良家の子女が「看護師になりたい」と言えば、家族や周囲から強く反対されたり、社会的な信用を失ったりすることも珍しくなかった時代です。

そんな逆風の中で、専門的な訓練を受けた看護師(トレインドナース)として生きることを選んだ女性たちの決意と奮闘が、『風、薫る』の核心にある物語です。

『風、薫る』が子役時代を描かない理由と、時間軸のポイント

朝ドラでは定番の「ヒロインの幼少期」を、『風、薫る』はあえて描かないことが話題になっています。

その理由についてインタビューでは、「できるだけ早く2人が出会うところを描きたかった」と語られています。

これにより、物語の時間軸は「幼少期から晩年まで」を広く薄く描くのではなく、2人の看護師としてのキャリアが始まる明治中期〜大正期の数十年に焦点を絞った濃い構成になりそうです。

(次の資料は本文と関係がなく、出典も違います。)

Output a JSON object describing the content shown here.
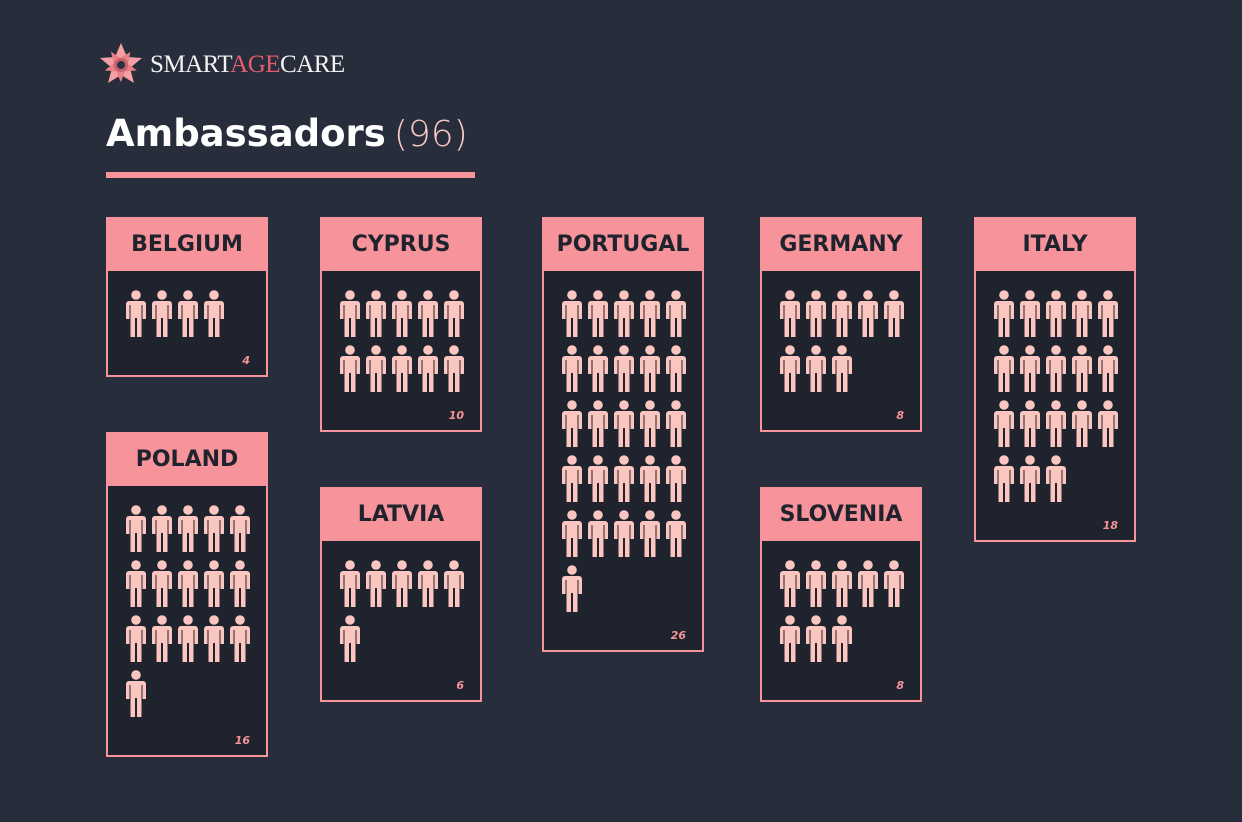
{
  "brand": {
    "name_part1": "SMART",
    "name_accent": "AGE",
    "name_part2": "CARE"
  },
  "header": {
    "title": "Ambassadors",
    "total": "(96)"
  },
  "colors": {
    "background": "#272d3b",
    "accent": "#f7939a",
    "icon": "#fcc6c0",
    "card": "#1f232d"
  },
  "chart_data": {
    "type": "pictogram",
    "icon": "person-icon",
    "categories": [
      "BELGIUM",
      "POLAND",
      "CYPRUS",
      "LATVIA",
      "PORTUGAL",
      "GERMANY",
      "SLOVENIA",
      "ITALY"
    ],
    "values": [
      4,
      16,
      10,
      6,
      26,
      8,
      8,
      18
    ],
    "labels": [
      "4",
      "16",
      "10",
      "6",
      "26",
      "8",
      "8",
      "18"
    ]
  }
}
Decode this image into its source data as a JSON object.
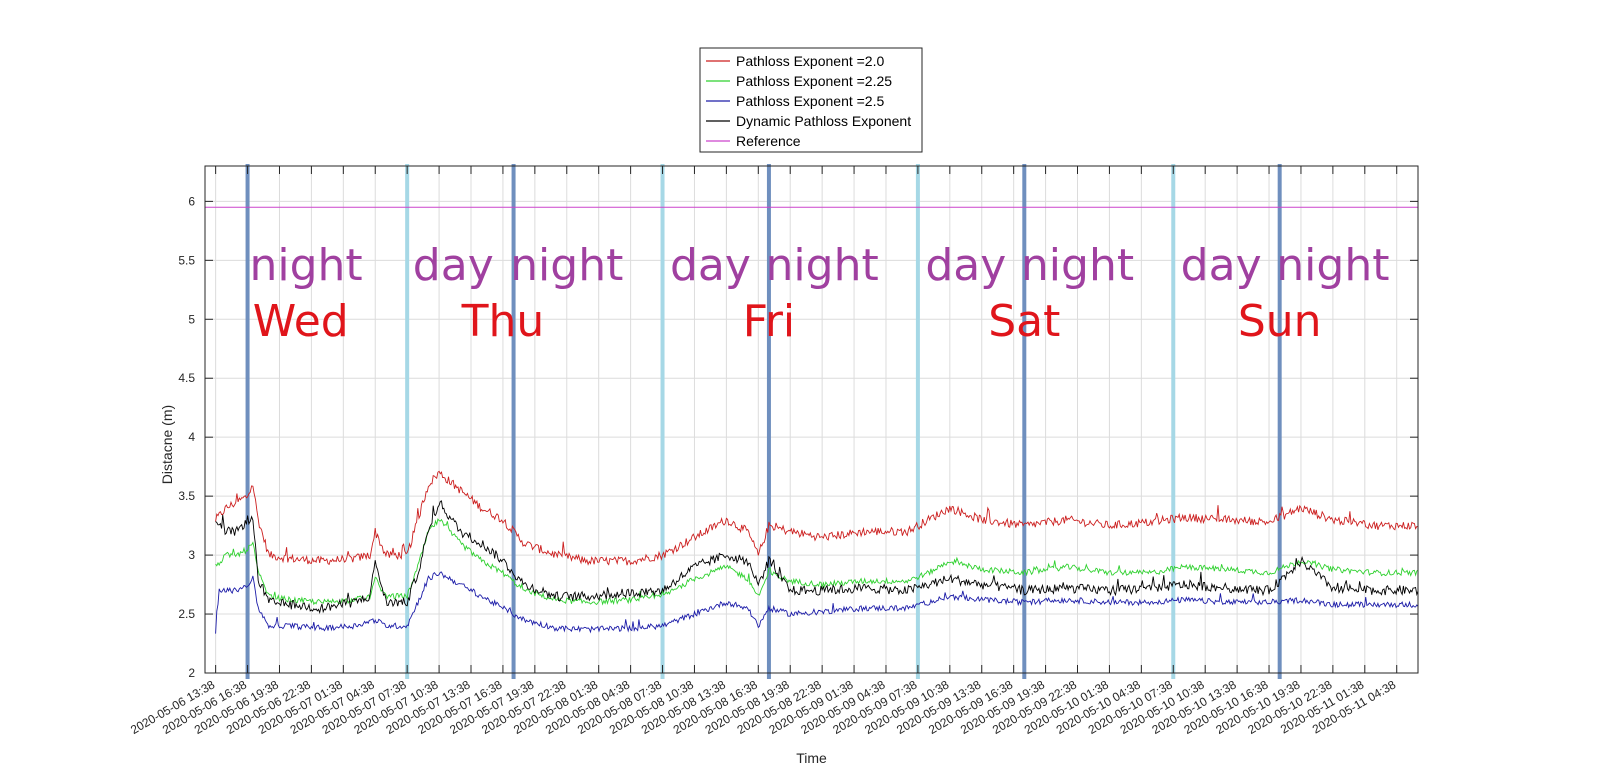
{
  "chart_data": {
    "type": "line",
    "xlabel": "Time",
    "ylabel": "Distacne (m)",
    "ylim": [
      2,
      6.3
    ],
    "yticks": [
      "2",
      "2.5",
      "3",
      "3.5",
      "4",
      "4.5",
      "5",
      "5.5",
      "6"
    ],
    "xlim": [
      "2020-05-06 12:38",
      "2020-05-11 06:38"
    ],
    "xticks": [
      "2020-05-06 13:38",
      "2020-05-06 16:38",
      "2020-05-06 19:38",
      "2020-05-06 22:38",
      "2020-05-07 01:38",
      "2020-05-07 04:38",
      "2020-05-07 07:38",
      "2020-05-07 10:38",
      "2020-05-07 13:38",
      "2020-05-07 16:38",
      "2020-05-07 19:38",
      "2020-05-07 22:38",
      "2020-05-08 01:38",
      "2020-05-08 04:38",
      "2020-05-08 07:38",
      "2020-05-08 10:38",
      "2020-05-08 13:38",
      "2020-05-08 16:38",
      "2020-05-08 19:38",
      "2020-05-08 22:38",
      "2020-05-09 01:38",
      "2020-05-09 04:38",
      "2020-05-09 07:38",
      "2020-05-09 10:38",
      "2020-05-09 13:38",
      "2020-05-09 16:38",
      "2020-05-09 19:38",
      "2020-05-09 22:38",
      "2020-05-10 01:38",
      "2020-05-10 04:38",
      "2020-05-10 07:38",
      "2020-05-10 10:38",
      "2020-05-10 13:38",
      "2020-05-10 16:38",
      "2020-05-10 19:38",
      "2020-05-10 22:38",
      "2020-05-11 01:38",
      "2020-05-11 04:38"
    ],
    "grid": true,
    "legend_position": "top-center",
    "series": [
      {
        "name": "Pathloss Exponent =2.0",
        "color": "#cc1f1f",
        "points": [
          [
            "2020-05-06 13:38",
            3.3
          ],
          [
            "2020-05-06 14:38",
            3.4
          ],
          [
            "2020-05-06 15:38",
            3.45
          ],
          [
            "2020-05-06 16:38",
            3.5
          ],
          [
            "2020-05-06 17:08",
            3.6
          ],
          [
            "2020-05-06 17:38",
            3.3
          ],
          [
            "2020-05-06 18:38",
            3.0
          ],
          [
            "2020-05-06 20:38",
            2.97
          ],
          [
            "2020-05-06 23:38",
            2.95
          ],
          [
            "2020-05-07 02:38",
            2.97
          ],
          [
            "2020-05-07 04:08",
            3.0
          ],
          [
            "2020-05-07 04:38",
            3.2
          ],
          [
            "2020-05-07 05:38",
            3.0
          ],
          [
            "2020-05-07 07:38",
            3.0
          ],
          [
            "2020-05-07 08:38",
            3.3
          ],
          [
            "2020-05-07 09:38",
            3.6
          ],
          [
            "2020-05-07 10:38",
            3.7
          ],
          [
            "2020-05-07 12:38",
            3.55
          ],
          [
            "2020-05-07 14:38",
            3.4
          ],
          [
            "2020-05-07 16:38",
            3.3
          ],
          [
            "2020-05-07 18:38",
            3.1
          ],
          [
            "2020-05-07 21:38",
            3.0
          ],
          [
            "2020-05-08 00:38",
            2.95
          ],
          [
            "2020-05-08 04:38",
            2.95
          ],
          [
            "2020-05-08 07:38",
            3.0
          ],
          [
            "2020-05-08 10:38",
            3.15
          ],
          [
            "2020-05-08 13:38",
            3.3
          ],
          [
            "2020-05-08 15:38",
            3.2
          ],
          [
            "2020-05-08 16:38",
            3.0
          ],
          [
            "2020-05-08 17:38",
            3.25
          ],
          [
            "2020-05-08 19:38",
            3.2
          ],
          [
            "2020-05-08 22:38",
            3.15
          ],
          [
            "2020-05-09 02:38",
            3.2
          ],
          [
            "2020-05-09 06:38",
            3.2
          ],
          [
            "2020-05-09 08:38",
            3.3
          ],
          [
            "2020-05-09 10:38",
            3.4
          ],
          [
            "2020-05-09 13:38",
            3.3
          ],
          [
            "2020-05-09 17:38",
            3.25
          ],
          [
            "2020-05-09 21:38",
            3.3
          ],
          [
            "2020-05-10 01:38",
            3.25
          ],
          [
            "2020-05-10 05:38",
            3.28
          ],
          [
            "2020-05-10 08:38",
            3.32
          ],
          [
            "2020-05-10 12:38",
            3.3
          ],
          [
            "2020-05-10 16:38",
            3.28
          ],
          [
            "2020-05-10 19:38",
            3.4
          ],
          [
            "2020-05-10 22:38",
            3.3
          ],
          [
            "2020-05-11 02:38",
            3.25
          ],
          [
            "2020-05-11 06:38",
            3.25
          ]
        ]
      },
      {
        "name": "Pathloss Exponent =2.25",
        "color": "#2fd12f",
        "points": [
          [
            "2020-05-06 13:38",
            2.9
          ],
          [
            "2020-05-06 14:38",
            3.0
          ],
          [
            "2020-05-06 15:38",
            3.0
          ],
          [
            "2020-05-06 16:38",
            3.05
          ],
          [
            "2020-05-06 17:08",
            3.1
          ],
          [
            "2020-05-06 17:38",
            2.85
          ],
          [
            "2020-05-06 18:38",
            2.65
          ],
          [
            "2020-05-06 20:38",
            2.62
          ],
          [
            "2020-05-06 23:38",
            2.6
          ],
          [
            "2020-05-07 02:38",
            2.62
          ],
          [
            "2020-05-07 04:08",
            2.65
          ],
          [
            "2020-05-07 04:38",
            2.8
          ],
          [
            "2020-05-07 05:38",
            2.65
          ],
          [
            "2020-05-07 07:38",
            2.65
          ],
          [
            "2020-05-07 08:38",
            2.9
          ],
          [
            "2020-05-07 09:38",
            3.2
          ],
          [
            "2020-05-07 10:38",
            3.3
          ],
          [
            "2020-05-07 12:38",
            3.1
          ],
          [
            "2020-05-07 14:38",
            2.95
          ],
          [
            "2020-05-07 16:38",
            2.85
          ],
          [
            "2020-05-07 18:38",
            2.7
          ],
          [
            "2020-05-07 21:38",
            2.62
          ],
          [
            "2020-05-08 00:38",
            2.6
          ],
          [
            "2020-05-08 04:38",
            2.62
          ],
          [
            "2020-05-08 07:38",
            2.65
          ],
          [
            "2020-05-08 10:38",
            2.8
          ],
          [
            "2020-05-08 13:38",
            2.9
          ],
          [
            "2020-05-08 15:38",
            2.8
          ],
          [
            "2020-05-08 16:38",
            2.65
          ],
          [
            "2020-05-08 17:38",
            2.85
          ],
          [
            "2020-05-08 19:38",
            2.78
          ],
          [
            "2020-05-08 22:38",
            2.75
          ],
          [
            "2020-05-09 02:38",
            2.78
          ],
          [
            "2020-05-09 06:38",
            2.78
          ],
          [
            "2020-05-09 08:38",
            2.85
          ],
          [
            "2020-05-09 10:38",
            2.95
          ],
          [
            "2020-05-09 13:38",
            2.88
          ],
          [
            "2020-05-09 17:38",
            2.85
          ],
          [
            "2020-05-09 21:38",
            2.9
          ],
          [
            "2020-05-10 01:38",
            2.85
          ],
          [
            "2020-05-10 05:38",
            2.85
          ],
          [
            "2020-05-10 08:38",
            2.9
          ],
          [
            "2020-05-10 12:38",
            2.88
          ],
          [
            "2020-05-10 16:38",
            2.85
          ],
          [
            "2020-05-10 19:38",
            2.95
          ],
          [
            "2020-05-10 22:38",
            2.88
          ],
          [
            "2020-05-11 02:38",
            2.85
          ],
          [
            "2020-05-11 06:38",
            2.85
          ]
        ]
      },
      {
        "name": "Pathloss Exponent =2.5",
        "color": "#1c1ca8",
        "points": [
          [
            "2020-05-06 13:38",
            2.35
          ],
          [
            "2020-05-06 13:58",
            2.7
          ],
          [
            "2020-05-06 14:38",
            2.7
          ],
          [
            "2020-05-06 15:38",
            2.7
          ],
          [
            "2020-05-06 16:38",
            2.75
          ],
          [
            "2020-05-06 17:08",
            2.8
          ],
          [
            "2020-05-06 17:38",
            2.55
          ],
          [
            "2020-05-06 18:38",
            2.4
          ],
          [
            "2020-05-06 20:38",
            2.4
          ],
          [
            "2020-05-06 23:38",
            2.38
          ],
          [
            "2020-05-07 02:38",
            2.4
          ],
          [
            "2020-05-07 04:38",
            2.45
          ],
          [
            "2020-05-07 05:38",
            2.4
          ],
          [
            "2020-05-07 07:38",
            2.4
          ],
          [
            "2020-05-07 08:38",
            2.6
          ],
          [
            "2020-05-07 09:38",
            2.8
          ],
          [
            "2020-05-07 10:38",
            2.85
          ],
          [
            "2020-05-07 12:38",
            2.75
          ],
          [
            "2020-05-07 14:38",
            2.65
          ],
          [
            "2020-05-07 16:38",
            2.55
          ],
          [
            "2020-05-07 18:38",
            2.45
          ],
          [
            "2020-05-07 21:38",
            2.38
          ],
          [
            "2020-05-08 00:38",
            2.37
          ],
          [
            "2020-05-08 04:38",
            2.38
          ],
          [
            "2020-05-08 07:38",
            2.4
          ],
          [
            "2020-05-08 10:38",
            2.5
          ],
          [
            "2020-05-08 13:38",
            2.6
          ],
          [
            "2020-05-08 15:38",
            2.55
          ],
          [
            "2020-05-08 16:38",
            2.4
          ],
          [
            "2020-05-08 17:38",
            2.55
          ],
          [
            "2020-05-08 19:38",
            2.5
          ],
          [
            "2020-05-08 22:38",
            2.52
          ],
          [
            "2020-05-09 02:38",
            2.55
          ],
          [
            "2020-05-09 06:38",
            2.55
          ],
          [
            "2020-05-09 08:38",
            2.6
          ],
          [
            "2020-05-09 10:38",
            2.65
          ],
          [
            "2020-05-09 13:38",
            2.62
          ],
          [
            "2020-05-09 17:38",
            2.6
          ],
          [
            "2020-05-09 21:38",
            2.62
          ],
          [
            "2020-05-10 01:38",
            2.6
          ],
          [
            "2020-05-10 05:38",
            2.6
          ],
          [
            "2020-05-10 08:38",
            2.62
          ],
          [
            "2020-05-10 12:38",
            2.6
          ],
          [
            "2020-05-10 16:38",
            2.6
          ],
          [
            "2020-05-10 19:38",
            2.62
          ],
          [
            "2020-05-10 22:38",
            2.58
          ],
          [
            "2020-05-11 02:38",
            2.58
          ],
          [
            "2020-05-11 06:38",
            2.58
          ]
        ]
      },
      {
        "name": "Dynamic Pathloss Exponent",
        "color": "#000000",
        "points": [
          [
            "2020-05-06 13:38",
            3.3
          ],
          [
            "2020-05-06 14:38",
            3.2
          ],
          [
            "2020-05-06 15:38",
            3.2
          ],
          [
            "2020-05-06 16:38",
            3.3
          ],
          [
            "2020-05-06 17:08",
            3.3
          ],
          [
            "2020-05-06 17:38",
            2.8
          ],
          [
            "2020-05-06 18:38",
            2.6
          ],
          [
            "2020-05-06 20:38",
            2.58
          ],
          [
            "2020-05-06 23:38",
            2.55
          ],
          [
            "2020-05-07 02:38",
            2.6
          ],
          [
            "2020-05-07 04:08",
            2.65
          ],
          [
            "2020-05-07 04:38",
            2.95
          ],
          [
            "2020-05-07 05:38",
            2.6
          ],
          [
            "2020-05-07 07:38",
            2.6
          ],
          [
            "2020-05-07 08:38",
            2.85
          ],
          [
            "2020-05-07 09:38",
            3.2
          ],
          [
            "2020-05-07 10:38",
            3.45
          ],
          [
            "2020-05-07 12:38",
            3.2
          ],
          [
            "2020-05-07 14:38",
            3.1
          ],
          [
            "2020-05-07 16:38",
            2.95
          ],
          [
            "2020-05-07 18:38",
            2.75
          ],
          [
            "2020-05-07 21:38",
            2.65
          ],
          [
            "2020-05-08 00:38",
            2.65
          ],
          [
            "2020-05-08 04:38",
            2.68
          ],
          [
            "2020-05-08 07:38",
            2.7
          ],
          [
            "2020-05-08 10:38",
            2.9
          ],
          [
            "2020-05-08 13:38",
            3.0
          ],
          [
            "2020-05-08 15:38",
            2.95
          ],
          [
            "2020-05-08 16:38",
            2.75
          ],
          [
            "2020-05-08 17:38",
            2.95
          ],
          [
            "2020-05-08 19:38",
            2.7
          ],
          [
            "2020-05-08 22:38",
            2.7
          ],
          [
            "2020-05-09 02:38",
            2.72
          ],
          [
            "2020-05-09 06:38",
            2.7
          ],
          [
            "2020-05-09 08:38",
            2.75
          ],
          [
            "2020-05-09 10:38",
            2.8
          ],
          [
            "2020-05-09 13:38",
            2.75
          ],
          [
            "2020-05-09 17:38",
            2.7
          ],
          [
            "2020-05-09 21:38",
            2.72
          ],
          [
            "2020-05-10 01:38",
            2.7
          ],
          [
            "2020-05-10 05:38",
            2.72
          ],
          [
            "2020-05-10 08:38",
            2.75
          ],
          [
            "2020-05-10 12:38",
            2.72
          ],
          [
            "2020-05-10 16:38",
            2.7
          ],
          [
            "2020-05-10 19:38",
            2.95
          ],
          [
            "2020-05-10 22:38",
            2.72
          ],
          [
            "2020-05-11 02:38",
            2.7
          ],
          [
            "2020-05-11 06:38",
            2.7
          ]
        ]
      },
      {
        "name": "Reference",
        "color": "#cc44cc",
        "points": [
          [
            "2020-05-06 12:38",
            5.95
          ],
          [
            "2020-05-11 06:38",
            5.95
          ]
        ]
      }
    ],
    "annotations": {
      "night_color": "#a040a0",
      "dayname_color": "#e0151b",
      "phase_labels": [
        {
          "text": "night",
          "x": "2020-05-06 22:08"
        },
        {
          "text": "day",
          "x": "2020-05-07 11:58"
        },
        {
          "text": "night",
          "x": "2020-05-07 22:38"
        },
        {
          "text": "day",
          "x": "2020-05-08 12:08"
        },
        {
          "text": "night",
          "x": "2020-05-08 22:38"
        },
        {
          "text": "day",
          "x": "2020-05-09 12:08"
        },
        {
          "text": "night",
          "x": "2020-05-09 22:38"
        },
        {
          "text": "day",
          "x": "2020-05-10 12:08"
        },
        {
          "text": "night",
          "x": "2020-05-10 22:38"
        }
      ],
      "weekday_labels": [
        {
          "text": "Wed",
          "x": "2020-05-06 21:38"
        },
        {
          "text": "Thu",
          "x": "2020-05-07 16:38"
        },
        {
          "text": "Fri",
          "x": "2020-05-08 17:38"
        },
        {
          "text": "Sat",
          "x": "2020-05-09 17:38"
        },
        {
          "text": "Sun",
          "x": "2020-05-10 17:38"
        }
      ],
      "boundaries": [
        {
          "kind": "dusk",
          "x": "2020-05-06 16:38",
          "color": "#6f8fbe"
        },
        {
          "kind": "dawn",
          "x": "2020-05-07 07:38",
          "color": "#a6d8e6"
        },
        {
          "kind": "dusk",
          "x": "2020-05-07 17:38",
          "color": "#6f8fbe"
        },
        {
          "kind": "dawn",
          "x": "2020-05-08 07:38",
          "color": "#a6d8e6"
        },
        {
          "kind": "dusk",
          "x": "2020-05-08 17:38",
          "color": "#6f8fbe"
        },
        {
          "kind": "dawn",
          "x": "2020-05-09 07:38",
          "color": "#a6d8e6"
        },
        {
          "kind": "dusk",
          "x": "2020-05-09 17:38",
          "color": "#6f8fbe"
        },
        {
          "kind": "dawn",
          "x": "2020-05-10 07:38",
          "color": "#a6d8e6"
        },
        {
          "kind": "dusk",
          "x": "2020-05-10 17:38",
          "color": "#6f8fbe"
        }
      ]
    }
  }
}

直近の朝ドラ『ばけばけ』、その一つ前の『あんぱん』でも第1週はヒロインの幼少期が描かれたので、少し新鮮な気もしますね。

【参考】ほかの明治朝ドラとの時代比較

同じく明治期を舞台にした前作『ばけばけ』(2025年前期)と比較すると、時代の重なりも見えてきます。

作品名放送主な舞台時代舞台地テーマの軸
ばけばけ2025年前期明治初期〜中期島根県松江など没落士族の娘・女性の不遇と再生
風、薫る2026年前期明治中期〜大正期(明治20〜30年代中心)東京周辺・栃木県など賤業とされた看護の世界に挑むトレインドナースたち

両作品とも「明治期の女性の自立・偏見との戦い」という共通テーマを持ちながら、アプローチがまったく異なる点にも注目です。

『ばけばけ』を見ていた人は、おトキとヘブンが生きたあの時代の”続き”として楽しめる要素もありますね。

まとめ:『風薫る』はいつの時代?時代設定・背景を分かりやすく解説

朝ドラ『風、薫る』の時代設定について見てきました。

最後に本記事の内容をまとめます。

時代的には、コレラや赤痢などの感染症が猛威を振るい、近代看護の夜明けを迎えた「明治時代中期(明治20〜30年代前後)〜大正期」です。

賤業とさげすまれた看護の世界に飛び込んだWヒロインが、女性差別・偏見・感染症の恐怖に立ち向かいながら専門職として成長する姿を描きます。

「文明開化の明治」「感染症と戦う看護師の誕生」という2つのキーワードを頭に入れておくだけで、ドラマの台詞や演出の意味がぐっと深まります。

この時代と背景をどうのように描いていくのか、朝ドラ『風、薫る』の本編でお楽しみください。